The so-called “troika” of inspectors, which monitors compliance with Greek bailout undertakings, is now referred to as "the three institutions.”
Tsipras declared Greece was "leaving austerity, the bailouts and the troika behind.” Nevertheless, "the three institutions" must still approve the government plans.
The opposition pounced on the apparent climb-down from promises that have raised expectations among Greeks. "No propaganda mechanism or pirouette can hide the simple fact that they lied to citizens and sold illusions," said Evangelos Venizelos, leader of the socialist PASOK party.
Venizelos was deputy prime minister in the last conservative-led coalition that succeeded in raising funds from financial markets with two bond issues last year.

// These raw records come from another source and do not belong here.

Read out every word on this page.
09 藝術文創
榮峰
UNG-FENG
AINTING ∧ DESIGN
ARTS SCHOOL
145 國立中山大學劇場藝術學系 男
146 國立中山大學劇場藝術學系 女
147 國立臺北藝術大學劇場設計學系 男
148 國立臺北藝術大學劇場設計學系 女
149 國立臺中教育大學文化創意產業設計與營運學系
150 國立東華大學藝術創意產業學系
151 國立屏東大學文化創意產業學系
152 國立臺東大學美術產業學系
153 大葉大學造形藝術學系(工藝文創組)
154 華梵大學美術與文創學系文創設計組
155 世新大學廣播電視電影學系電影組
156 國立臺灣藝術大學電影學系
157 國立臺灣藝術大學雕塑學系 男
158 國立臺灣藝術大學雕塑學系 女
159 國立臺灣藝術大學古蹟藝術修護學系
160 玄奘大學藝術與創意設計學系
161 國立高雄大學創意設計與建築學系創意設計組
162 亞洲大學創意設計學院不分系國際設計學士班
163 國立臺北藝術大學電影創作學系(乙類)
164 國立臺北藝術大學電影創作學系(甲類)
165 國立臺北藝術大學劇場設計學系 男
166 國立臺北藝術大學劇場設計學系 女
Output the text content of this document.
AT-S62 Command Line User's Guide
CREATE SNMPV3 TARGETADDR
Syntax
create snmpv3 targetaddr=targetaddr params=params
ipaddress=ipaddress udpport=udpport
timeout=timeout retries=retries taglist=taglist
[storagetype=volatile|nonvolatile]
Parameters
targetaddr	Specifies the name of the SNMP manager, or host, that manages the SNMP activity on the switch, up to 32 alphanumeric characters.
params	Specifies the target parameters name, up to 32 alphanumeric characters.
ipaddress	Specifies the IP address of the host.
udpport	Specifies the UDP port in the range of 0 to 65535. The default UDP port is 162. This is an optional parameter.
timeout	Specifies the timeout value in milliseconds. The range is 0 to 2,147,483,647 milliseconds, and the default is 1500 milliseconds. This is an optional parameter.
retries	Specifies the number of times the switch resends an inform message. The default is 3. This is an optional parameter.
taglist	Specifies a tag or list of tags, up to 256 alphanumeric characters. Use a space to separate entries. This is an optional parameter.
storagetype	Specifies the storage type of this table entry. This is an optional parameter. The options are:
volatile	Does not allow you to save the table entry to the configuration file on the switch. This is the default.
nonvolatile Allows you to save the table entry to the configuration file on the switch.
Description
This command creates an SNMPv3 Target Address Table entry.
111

With the economy showing signs of growth after a depression that wiped a quarter off GDP, it had prepared to exit the bailout program but lost power to Syriza on Jan. 25.
Friday's agreement merely buys time for Greece to seek a long-term deal with the other eurozone members.
Tsipras needs to keep public support during that time, and the initial reaction in Greece appears to show support for Tsipras' Syriza party. Costas Panagopoulos, who heads the Alco polling firm, said there was relief that Greece would stay in the euro. Greeks might even accept Tsipras's change in language and assertions that the troika is no more, he said.
"It may sound odd but this could turn into political gains," he told Reuters.